La fin de l’année 2021 a marqué la fermeture des camps officiels de personnes déplacées et la réduction de l’aide humanitaire et alimentaire. Pour la plupart des gens, les conditions de vie sont extrêmement difficiles. Certaines personnes sont soumises à des restrictions de mouvement, ce qui les empêche de gagner leur vie ou de cultiver leurs terres. La situation de vulnérabilité dans laquelle se trouvent les communautés s’est accrue, notamment en raison de la pénurie des liquidités qui a suivi le changement de monnaie nigériane, à la fin de 2022, et de la destruction récente de certains marchés à Maiduguri.

Les équipes de MSF offrent des traitements hospitaliers et ambulatoires aux enfants souffrant de malnutrition. Elles fournissent également une alimentation ciblée aux nombreux enfants qui sont touchés par la malnutrition modérée, afin d’éviter que leur état ne se détériore. Les équipes mobiles de MSF gèrent également des cliniques offrant des soins de santé de base aux personnes vivant dans le camp de Hajj et dans les sites informels de Muna et Maisandari.

« L’aide alimentaire seule ne suffira pas »

Les autorités et les organisations humanitaires doivent immédiatement intensifier les activités liées à la malnutrition et augmenter le nombre de lits dans les centres de nutrition thérapeutique intensive. Elles doivent également améliorer les conditions de vie dans les camps de transit et élargir l’accès aux soins de santé. Ces mesures doivent s’accompagner d’une augmentation rapide du financement par dons et d’une bonne gestion de ces fonds. Il faut s’assurer que les denrées alimentaires parviennent à ceux et celles qui en ont le plus besoin. À ce stade, seuls 16 % des fonds demandés par le groupe de nutrition ont été obtenus. Cette situation est également alarmante.

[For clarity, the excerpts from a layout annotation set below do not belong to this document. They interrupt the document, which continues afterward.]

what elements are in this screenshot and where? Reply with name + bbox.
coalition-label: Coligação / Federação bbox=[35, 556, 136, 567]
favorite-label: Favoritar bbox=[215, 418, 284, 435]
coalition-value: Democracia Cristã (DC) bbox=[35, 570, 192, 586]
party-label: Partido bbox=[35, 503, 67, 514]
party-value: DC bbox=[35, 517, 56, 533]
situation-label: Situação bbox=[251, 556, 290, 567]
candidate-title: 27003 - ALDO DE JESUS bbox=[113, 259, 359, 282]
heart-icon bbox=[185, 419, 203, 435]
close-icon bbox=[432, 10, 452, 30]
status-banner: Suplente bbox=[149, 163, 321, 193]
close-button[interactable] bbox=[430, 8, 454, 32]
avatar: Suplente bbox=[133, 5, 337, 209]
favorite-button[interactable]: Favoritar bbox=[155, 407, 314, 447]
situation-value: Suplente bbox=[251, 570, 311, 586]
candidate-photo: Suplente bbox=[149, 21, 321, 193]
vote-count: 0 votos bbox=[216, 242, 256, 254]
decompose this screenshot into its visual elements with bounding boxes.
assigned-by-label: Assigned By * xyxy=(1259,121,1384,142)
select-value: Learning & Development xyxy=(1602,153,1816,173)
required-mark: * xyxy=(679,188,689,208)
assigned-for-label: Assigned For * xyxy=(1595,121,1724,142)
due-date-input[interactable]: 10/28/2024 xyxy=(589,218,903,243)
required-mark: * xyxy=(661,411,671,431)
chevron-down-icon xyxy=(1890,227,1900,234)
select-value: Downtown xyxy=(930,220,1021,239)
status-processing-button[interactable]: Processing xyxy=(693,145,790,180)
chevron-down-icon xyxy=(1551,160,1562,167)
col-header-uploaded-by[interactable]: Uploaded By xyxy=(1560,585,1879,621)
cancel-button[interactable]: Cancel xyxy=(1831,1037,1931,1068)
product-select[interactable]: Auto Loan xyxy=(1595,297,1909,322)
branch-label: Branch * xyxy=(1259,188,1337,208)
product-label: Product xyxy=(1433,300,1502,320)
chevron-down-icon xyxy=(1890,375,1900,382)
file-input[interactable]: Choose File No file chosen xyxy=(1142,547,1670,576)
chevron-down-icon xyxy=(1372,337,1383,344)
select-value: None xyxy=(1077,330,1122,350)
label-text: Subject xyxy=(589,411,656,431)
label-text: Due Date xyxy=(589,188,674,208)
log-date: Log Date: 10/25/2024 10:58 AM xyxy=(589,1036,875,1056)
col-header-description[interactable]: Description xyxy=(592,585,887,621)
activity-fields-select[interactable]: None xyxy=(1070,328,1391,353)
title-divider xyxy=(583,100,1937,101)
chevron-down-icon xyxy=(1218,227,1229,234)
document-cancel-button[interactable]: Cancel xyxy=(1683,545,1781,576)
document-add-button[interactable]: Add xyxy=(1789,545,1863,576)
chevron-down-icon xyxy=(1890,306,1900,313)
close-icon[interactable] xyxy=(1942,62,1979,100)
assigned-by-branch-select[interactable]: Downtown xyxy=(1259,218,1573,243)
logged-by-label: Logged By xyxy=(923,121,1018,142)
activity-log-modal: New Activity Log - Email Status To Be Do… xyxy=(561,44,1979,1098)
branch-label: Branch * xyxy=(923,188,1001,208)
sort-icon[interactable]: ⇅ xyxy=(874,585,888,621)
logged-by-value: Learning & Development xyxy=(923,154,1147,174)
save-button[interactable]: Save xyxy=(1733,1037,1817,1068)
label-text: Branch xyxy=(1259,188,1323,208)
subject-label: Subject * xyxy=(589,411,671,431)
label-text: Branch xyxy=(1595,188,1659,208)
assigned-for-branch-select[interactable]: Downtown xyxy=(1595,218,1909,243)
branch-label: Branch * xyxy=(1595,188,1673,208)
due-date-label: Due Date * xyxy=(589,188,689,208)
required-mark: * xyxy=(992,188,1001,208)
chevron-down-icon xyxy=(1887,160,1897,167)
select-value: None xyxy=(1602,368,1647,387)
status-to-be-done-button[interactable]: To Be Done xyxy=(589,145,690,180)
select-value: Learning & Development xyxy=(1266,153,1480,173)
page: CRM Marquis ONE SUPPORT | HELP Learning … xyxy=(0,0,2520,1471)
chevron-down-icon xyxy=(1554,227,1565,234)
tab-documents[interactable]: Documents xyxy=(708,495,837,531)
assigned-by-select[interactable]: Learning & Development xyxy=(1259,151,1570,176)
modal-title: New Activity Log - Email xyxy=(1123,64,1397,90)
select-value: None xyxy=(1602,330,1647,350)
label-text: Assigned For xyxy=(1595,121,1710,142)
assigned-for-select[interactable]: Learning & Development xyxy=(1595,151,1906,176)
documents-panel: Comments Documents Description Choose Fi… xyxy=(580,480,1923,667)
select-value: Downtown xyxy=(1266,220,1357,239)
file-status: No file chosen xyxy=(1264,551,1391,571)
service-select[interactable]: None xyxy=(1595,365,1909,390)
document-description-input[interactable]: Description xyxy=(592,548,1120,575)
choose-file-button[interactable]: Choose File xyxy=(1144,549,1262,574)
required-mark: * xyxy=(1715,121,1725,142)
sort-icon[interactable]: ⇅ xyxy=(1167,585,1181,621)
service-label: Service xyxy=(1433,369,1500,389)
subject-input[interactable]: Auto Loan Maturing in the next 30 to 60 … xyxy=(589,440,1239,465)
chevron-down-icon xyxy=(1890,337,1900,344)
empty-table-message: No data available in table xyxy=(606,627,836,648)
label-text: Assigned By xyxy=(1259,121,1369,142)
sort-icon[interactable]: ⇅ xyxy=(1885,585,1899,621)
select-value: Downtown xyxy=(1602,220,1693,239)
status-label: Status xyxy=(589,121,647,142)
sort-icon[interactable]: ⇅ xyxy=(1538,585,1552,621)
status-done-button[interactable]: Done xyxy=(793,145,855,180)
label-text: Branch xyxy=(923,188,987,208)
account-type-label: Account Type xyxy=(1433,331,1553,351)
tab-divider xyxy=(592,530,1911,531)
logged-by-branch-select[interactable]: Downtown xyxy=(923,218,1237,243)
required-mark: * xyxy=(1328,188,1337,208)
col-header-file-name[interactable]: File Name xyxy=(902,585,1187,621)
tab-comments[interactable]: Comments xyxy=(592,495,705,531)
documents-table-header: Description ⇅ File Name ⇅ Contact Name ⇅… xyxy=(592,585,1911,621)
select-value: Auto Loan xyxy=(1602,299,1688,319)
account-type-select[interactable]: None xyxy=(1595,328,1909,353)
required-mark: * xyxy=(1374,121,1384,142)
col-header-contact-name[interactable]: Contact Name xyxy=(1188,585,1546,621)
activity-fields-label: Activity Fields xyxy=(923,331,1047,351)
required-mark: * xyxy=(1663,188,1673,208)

Entre le début de janvier et le 20 avril 2023, 1 283 enfants malnutris ont été admis pour des soins hospitaliers intensifs au centre d’alimentation de MSF, à Maiduguri. C’est environ 120 % de plus qu’au cours de la même période l’année dernière.

Outre cette urgence nutritionnelle à Maiduguri, les équipes de MSF répondent à des crises sanitaires et de malnutrition de grande ampleur. Dans le nord-ouest du Nigéria, les équipes travaillent dans 32 centres d’alimentation thérapeutique ambulatoires et 10 centres d’alimentation thérapeutique hospitaliers dans les États de Kano, Katsina, Kebbi, Sokoto et Zamfara. L’année dernière, MSF a traité 147 860 enfants souffrant de malnutrition aiguë sévère dans le nord-ouest du Nigéria.